月が一番美しいのは当然満月ですが、次に美しいといわれるのが13夜です。晩秋の名月13夜、先ほど窓を開けてみたらきれいに輝ていました。
上杉謙信の「9月13夜陣中の作」は、能登半島の七尾城を落とした時の詩です。此の詩の転句は「越山併せ得たり能州の景」となっています。既に手中に在る越後、越中に今能州を併せ持つこととなったというのですが、ここだけを見ると、能登を攻略したことになりますが、これは今まで謙信と手を結んでいた三宅備後、長続連らが信長と気脈を通じ、七尾城に拠ったことをとがめ、特に加賀は上京するときの経路でそこをふさがれることは許されなかったからでした。一方勢力を拡張してきている織田を許すこともできなかったのです。此の翌年織田との決戦にどむべく兵を春日山に集結して出陣しようとしたとき急病で亡くなったのです。

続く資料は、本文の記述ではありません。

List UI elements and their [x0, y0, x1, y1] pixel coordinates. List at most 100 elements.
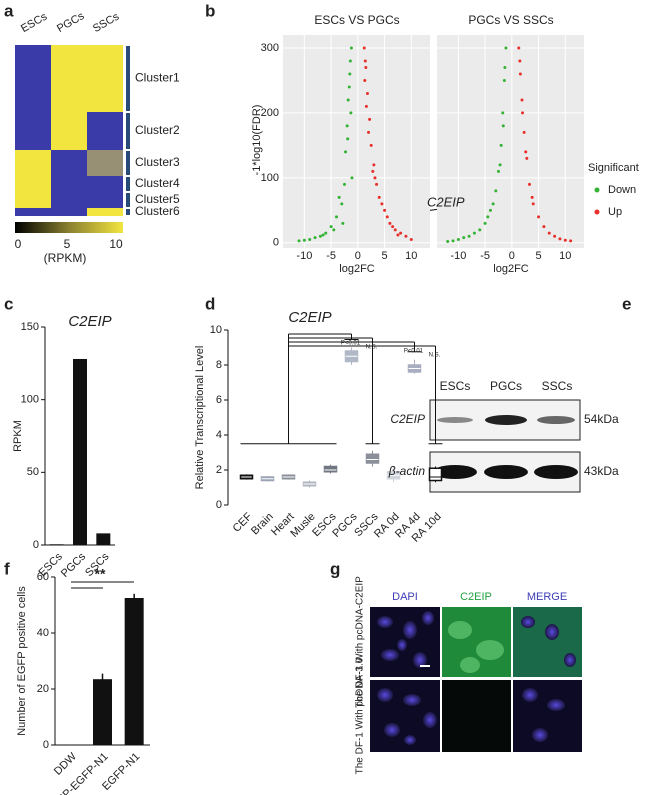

又「春日山懐古 大槻盤渓」で結句に「平安城外の花を詠ぜざりしを」という表現がありますが、ここも見方によっては天下人にならなかったのを惜しむように聞こえますが、上杉謙信は、滅亡寸前の足利義輝を助け、幕府を再興するために尽力していたので天下人になることを目指していたのではないのです。この足利義輝を京から追放したのは織田信長だったのです。